A biaxially oriented polyester film containing 0.05 to 1% by weight of 2.0 μm aluminum silicate, wherein the film has a center line average roughness of 10 to 40 nm, a space factor of 1 to 19%, and Surface height
The number of protrusions of 5 μm or more is 300 to 700 / cm ² or less, and the difference in height (thickness difference) between adjacent peaks and valleys in the continuous thickness chart of the film is within 8% of the average thickness.
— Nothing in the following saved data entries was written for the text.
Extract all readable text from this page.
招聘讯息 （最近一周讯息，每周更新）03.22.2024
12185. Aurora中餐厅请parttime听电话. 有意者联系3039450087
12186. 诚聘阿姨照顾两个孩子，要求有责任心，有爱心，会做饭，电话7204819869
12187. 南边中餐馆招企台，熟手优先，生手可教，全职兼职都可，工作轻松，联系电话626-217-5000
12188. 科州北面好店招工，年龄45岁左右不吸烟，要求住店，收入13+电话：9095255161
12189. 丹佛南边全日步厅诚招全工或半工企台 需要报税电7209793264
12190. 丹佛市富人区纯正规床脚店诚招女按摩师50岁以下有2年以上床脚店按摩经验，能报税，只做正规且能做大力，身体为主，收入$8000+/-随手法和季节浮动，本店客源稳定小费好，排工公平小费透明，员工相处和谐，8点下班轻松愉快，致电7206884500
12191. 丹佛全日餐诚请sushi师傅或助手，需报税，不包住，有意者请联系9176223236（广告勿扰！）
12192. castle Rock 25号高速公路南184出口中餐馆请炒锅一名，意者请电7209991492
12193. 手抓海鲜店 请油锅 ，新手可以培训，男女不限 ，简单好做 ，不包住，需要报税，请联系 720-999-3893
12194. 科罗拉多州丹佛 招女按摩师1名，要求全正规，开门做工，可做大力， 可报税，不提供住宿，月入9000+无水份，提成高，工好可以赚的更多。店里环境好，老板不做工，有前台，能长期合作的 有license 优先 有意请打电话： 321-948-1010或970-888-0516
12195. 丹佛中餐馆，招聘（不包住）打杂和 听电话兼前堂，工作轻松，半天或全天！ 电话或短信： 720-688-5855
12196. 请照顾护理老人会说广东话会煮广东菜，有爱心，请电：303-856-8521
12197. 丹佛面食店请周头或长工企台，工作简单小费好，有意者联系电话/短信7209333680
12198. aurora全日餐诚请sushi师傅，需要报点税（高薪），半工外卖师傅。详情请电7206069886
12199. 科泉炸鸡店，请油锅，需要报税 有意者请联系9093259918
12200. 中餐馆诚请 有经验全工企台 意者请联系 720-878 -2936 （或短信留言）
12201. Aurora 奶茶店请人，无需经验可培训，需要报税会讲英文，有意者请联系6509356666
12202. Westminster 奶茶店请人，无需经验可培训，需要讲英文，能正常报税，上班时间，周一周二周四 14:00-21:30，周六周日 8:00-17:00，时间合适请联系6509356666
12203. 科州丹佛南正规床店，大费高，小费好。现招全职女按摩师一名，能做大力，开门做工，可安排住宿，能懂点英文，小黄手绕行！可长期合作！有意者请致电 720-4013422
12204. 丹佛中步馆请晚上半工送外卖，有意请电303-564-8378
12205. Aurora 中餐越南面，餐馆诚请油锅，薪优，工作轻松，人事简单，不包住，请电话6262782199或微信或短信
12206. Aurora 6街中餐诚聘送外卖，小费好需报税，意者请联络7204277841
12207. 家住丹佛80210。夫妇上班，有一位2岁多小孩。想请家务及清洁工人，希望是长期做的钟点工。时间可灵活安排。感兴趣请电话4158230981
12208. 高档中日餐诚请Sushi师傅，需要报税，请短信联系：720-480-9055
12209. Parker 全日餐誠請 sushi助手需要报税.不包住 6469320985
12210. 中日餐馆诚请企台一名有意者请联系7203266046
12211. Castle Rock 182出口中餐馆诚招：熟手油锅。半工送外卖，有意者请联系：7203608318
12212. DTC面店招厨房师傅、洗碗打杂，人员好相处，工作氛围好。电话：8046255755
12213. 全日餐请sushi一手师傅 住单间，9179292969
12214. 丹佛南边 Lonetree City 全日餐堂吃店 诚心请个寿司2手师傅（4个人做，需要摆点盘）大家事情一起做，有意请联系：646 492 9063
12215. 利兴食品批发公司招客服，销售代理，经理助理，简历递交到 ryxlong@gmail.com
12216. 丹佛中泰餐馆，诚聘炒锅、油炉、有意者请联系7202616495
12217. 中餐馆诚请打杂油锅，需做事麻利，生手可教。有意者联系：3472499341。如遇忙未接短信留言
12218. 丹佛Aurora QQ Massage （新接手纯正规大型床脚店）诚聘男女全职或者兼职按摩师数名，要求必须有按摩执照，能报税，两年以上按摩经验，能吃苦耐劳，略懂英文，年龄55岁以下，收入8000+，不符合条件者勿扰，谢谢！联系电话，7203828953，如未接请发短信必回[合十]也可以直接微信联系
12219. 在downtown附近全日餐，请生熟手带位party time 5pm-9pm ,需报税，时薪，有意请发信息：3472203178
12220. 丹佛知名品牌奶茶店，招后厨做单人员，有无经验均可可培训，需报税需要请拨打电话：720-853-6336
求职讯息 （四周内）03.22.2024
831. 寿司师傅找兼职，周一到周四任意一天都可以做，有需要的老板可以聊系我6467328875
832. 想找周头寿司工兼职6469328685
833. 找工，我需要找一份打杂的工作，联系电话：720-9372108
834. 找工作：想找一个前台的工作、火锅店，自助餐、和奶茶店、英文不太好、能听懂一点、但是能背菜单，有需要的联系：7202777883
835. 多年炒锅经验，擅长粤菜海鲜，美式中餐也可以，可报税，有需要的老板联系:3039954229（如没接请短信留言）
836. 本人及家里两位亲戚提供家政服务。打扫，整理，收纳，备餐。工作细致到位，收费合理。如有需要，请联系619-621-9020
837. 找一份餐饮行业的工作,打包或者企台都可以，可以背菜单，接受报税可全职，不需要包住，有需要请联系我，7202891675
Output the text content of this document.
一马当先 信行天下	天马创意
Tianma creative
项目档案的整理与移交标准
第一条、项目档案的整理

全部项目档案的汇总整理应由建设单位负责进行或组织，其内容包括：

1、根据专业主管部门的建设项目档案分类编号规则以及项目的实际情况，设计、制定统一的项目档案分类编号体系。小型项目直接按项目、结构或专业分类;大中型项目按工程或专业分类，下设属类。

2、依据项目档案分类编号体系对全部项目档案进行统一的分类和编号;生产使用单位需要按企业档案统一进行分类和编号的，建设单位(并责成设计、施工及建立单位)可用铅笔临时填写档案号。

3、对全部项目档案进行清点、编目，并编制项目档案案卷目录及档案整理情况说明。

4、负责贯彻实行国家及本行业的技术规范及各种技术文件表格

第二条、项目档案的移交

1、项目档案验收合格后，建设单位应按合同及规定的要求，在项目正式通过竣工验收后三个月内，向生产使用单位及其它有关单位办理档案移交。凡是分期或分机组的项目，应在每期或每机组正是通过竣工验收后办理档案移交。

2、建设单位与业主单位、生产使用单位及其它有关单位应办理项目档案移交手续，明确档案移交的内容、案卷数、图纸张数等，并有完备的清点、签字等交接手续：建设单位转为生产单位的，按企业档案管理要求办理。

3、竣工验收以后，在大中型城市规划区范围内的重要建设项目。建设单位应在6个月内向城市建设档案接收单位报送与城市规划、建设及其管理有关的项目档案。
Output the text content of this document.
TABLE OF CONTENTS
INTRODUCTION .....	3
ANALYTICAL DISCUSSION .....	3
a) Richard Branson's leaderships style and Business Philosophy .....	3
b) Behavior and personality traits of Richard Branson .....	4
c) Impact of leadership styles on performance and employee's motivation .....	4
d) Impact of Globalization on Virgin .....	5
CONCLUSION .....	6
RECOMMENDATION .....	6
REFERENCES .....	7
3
Biaxially oriented polyester film. 2. The biaxial orientation according to claim 1, wherein the difference in height (thickness difference) between adjacent peaks and valleys is within 5% of the average thickness, and the distance between adjacent peaks and valleys is 10 cm or more. Polyester film. 3. The biaxially oriented polyester film according to claim 1, wherein the biaxially oriented polyester film mainly comprises polyethylene terephthalate. 4. The biaxially oriented polyester film according to claim 1, wherein the biaxially oriented polyester film mainly comprises polyethylene-2,6-naphthalate. 5. The biaxially oriented polyester film according to claim 1, which is used as a base film for a thermal transfer ribbon.